The entertainment of Super Bowl night does not end on the field; plenty of people remain focused on the action between the action: advertisements. It is no secret that advertisers go all out for the Super Bowl. They sink some of their greatest ideas into a 30 second clip which costs $4.5 million (that's $150,000 per second plus the costs of actually producing the ad), all to reach what is the largest audience in the United States. With costs so great, it makes you wonder if the value is actually worth it.
An article by Matthew Yglesias on Vox entitled The unsustainable economics of Super Bowl ads attempts to answer to that question, and his answer is a resounding "no". The article begins with a discussion of a common measure of value in the advertising industry:
The easiest way to look at this question is to start with industry-wide CPM statistics. That stands for cost per mille, the price an advertiser pays to reach a thousand viewers (advertisers love Latin, apparently). The average CPM for 2015 so far is $37.35 which makes a $4.5 million Super Bowl ad worth the cost if it gets 120.5 million viewers.Clearly the Super Bowl advertising did not live up to its "value" as described by the author as only 114.5 million people watched the Super Bowl, as was reported by Nielsen. Further building to the authors point in the article, Yglesias explains how advertising cost has outgrown viewership increases, such that now advertisers are "paying a premium in CPM terms."

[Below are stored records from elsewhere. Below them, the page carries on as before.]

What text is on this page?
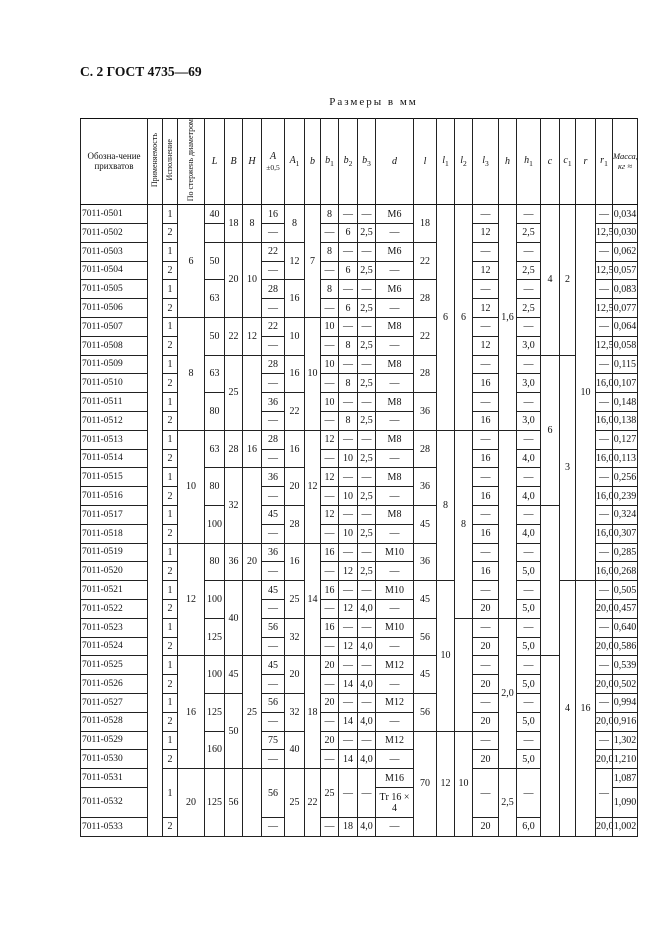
С. 2 ГОСТ 4735—69
Размеры в мм
Обозна-чение прихватов	Применяемость	Исполнение	По стержень диаметром	L	B	H	A
±0,5	$A_1$	b	$b_1$	$b_2$	$b_3$	d	l	$l_1$	$l_2$	$l_3$	h	$h_1$	c	$c_1$	r	$r_1$	Масса, кг ≈
7011-0501		1	6	40	18	8	16	8	7	8	—	—	M6	18	6	6	—	1,6	—	4	2	10	—	0,034
7011-0502		2					—			—	6	2,5	—				12		2,5				12,5	0,030
7011-0503		1		50	20	10	22	12		8	—	—	M6	22			—		—				—	0,062
7011-0504		2					—			—	6	2,5	—				12		2,5				12,5	0,057
7011-0505		1		63			28	16		8	—	—	M6	28			—		—				—	0,083
7011-0506		2					—			—	6	2,5	—				12		2,5				12,5	0,077
7011-0507		1	8	50	22	12	22	10	10	10	—	—	M8	22			—		—				—	0,064
7011-0508		2					—			—	8	2,5	—				12		3,0				12,5	0,058
7011-0509		1		63	25		28	16		10	—	—	M8	28			—		—	6	3		—	0,115
7011-0510		2					—			—	8	2,5	—				16		3,0				16,0	0,107
7011-0511		1		80			36	22		10	—	—	M8	36			—		—				—	0,148
7011-0512		2					—			—	8	2,5	—				16		3,0				16,0	0,138
7011-0513		1	10	63	28	16	28	16	12	12	—	—	M8	28	8	8	—		—				—	0,127
7011-0514		2					—			—	10	2,5	—				16		4,0				16,0	0,113
7011-0515		1		80	32		36	20		12	—	—	M8	36			—		—				—	0,256
7011-0516		2					—			—	10	2,5	—				16		4,0				16,0	0,239
7011-0517		1		100			45	28		12	—	—	M8	45			—		—				—	0,324
7011-0518		2					—			—	10	2,5	—				16		4,0				16,0	0,307
7011-0519		1	12	80	36	20	36	16	14	16	—	—	M10	36			—		—				—	0,285
7011-0520		2					—			—	12	2,5	—				16		5,0				16,0	0,268
7011-0521		1		100	40		45	25		16	—	—	M10	45	10		—		—		4	16	—	0,505
7011-0522		2					—			—	12	4,0	—				20		5,0				20,0	0,457
7011-0523		1		125			56	32		16	—	—	M10	56			—	2,0	—				—	0,640
7011-0524		2					—			—	12	4,0	—				20		5,0				20,0	0,586
7011-0525		1	16	100	45	25	45	20	18	20	—	—	M12	45			—		—				—	0,539
7011-0526		2					—			—	14	4,0	—				20		5,0				20,0	0,502
7011-0527		1		125	50		56	32		20	—	—	M12	56			—		—				—	0,994
7011-0528		2					—			—	14	4,0	—				20		5,0				20,0	0,916
7011-0529		1		160			75	40		20	—	—	M12	70	12	10	—		—				—	1,302
7011-0530		2					—			—	14	4,0	—				20		5,0				20,0	1,210
7011-0531		1	20	125	56		56	25	22	25	—	—	M16				—	2,5	—				—	1,087
7011-0532													Тr 16 × 4											1,090
7011-0533		2					—			—	18	4,0	—				20		6,0				20,0	1,002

However, the author fails to realize two key facts about Super Bowl advertising costs. First is just the simple economics of demand for advertising space. The $37.35 average CPM is based on all advertising so far in 2015, including normal shows and shows that are competing for viewership. No one event can compare to the Super Bowl, which dominates ratings and faces almost no competing programs. Simple economics say that advertisers would demand this program in greater proportion to the "average", increasing the amount that they are willing to pay. The second point that the author fails to recognize is the increase engagement that consumers have to these ads. Plenty of consumers remained glued to the television during advertising spots, as opposed to possibly turning away from the TV during normal programming. In addition, millions of Americans take to Twitter, YouTube, and Facebook to continue to view/analyze the ads. This often leads to people voicing their opinions and voting for the ads that "won" and "lost", further driving advertising engagement. Clearly, again, advertisers would be willing to pay a premium for this economic feature.
A recent Forbes article attempts to elicit exactly how much this premium would be for all of these extra economic features related to the Super Bowl. Part of their article directly responds to Yglesias's use of an average CPM figure. The author, Chris Smith, cites a comparable major TV event, the Academy Awards, and its CPM figure of $42 to estimate an effective audience ad cost of $8 million for this year's Super Bowl. However, Smith agrees with my analysis of even higher premiums for Super Bowl ads: "nobody tunes into the Academy Awards to watch the commercials."
The full analysis of the Forbes article details a slightly higher price tag based on the statement by NBC executive Seth Winter, who estimated that a price tag of $10 million would still be worth it for companies to advertise:
"We did an analysis around last year's Super Bowl that Fox ran, and our analysis showed that with all of the video distribution pre- and post-game, the value of the PR, the value of that which advertisers used to activate around their investment that it reached a very solid good foundation number of $10 million."The article then goes on to challenge this $10 million figure based on four main components: basic television viewership, social media, media coverage of the game's commercials, and increased brand awareness. Two of the ideas, TV viewership and social media, were highlighted above and the article further breaks them down quantitatively: 54% higher brand recall for a Super Bowl ad and an average of 19 million additional impressions via social media. The other two components, media coverage and increased brand awareness, are both based on studies performed by market research firm Repucom and researchers at the University of Wisconsin-Eau Claire, respectively. When combined, all of these components of "value creation" add to $10 million.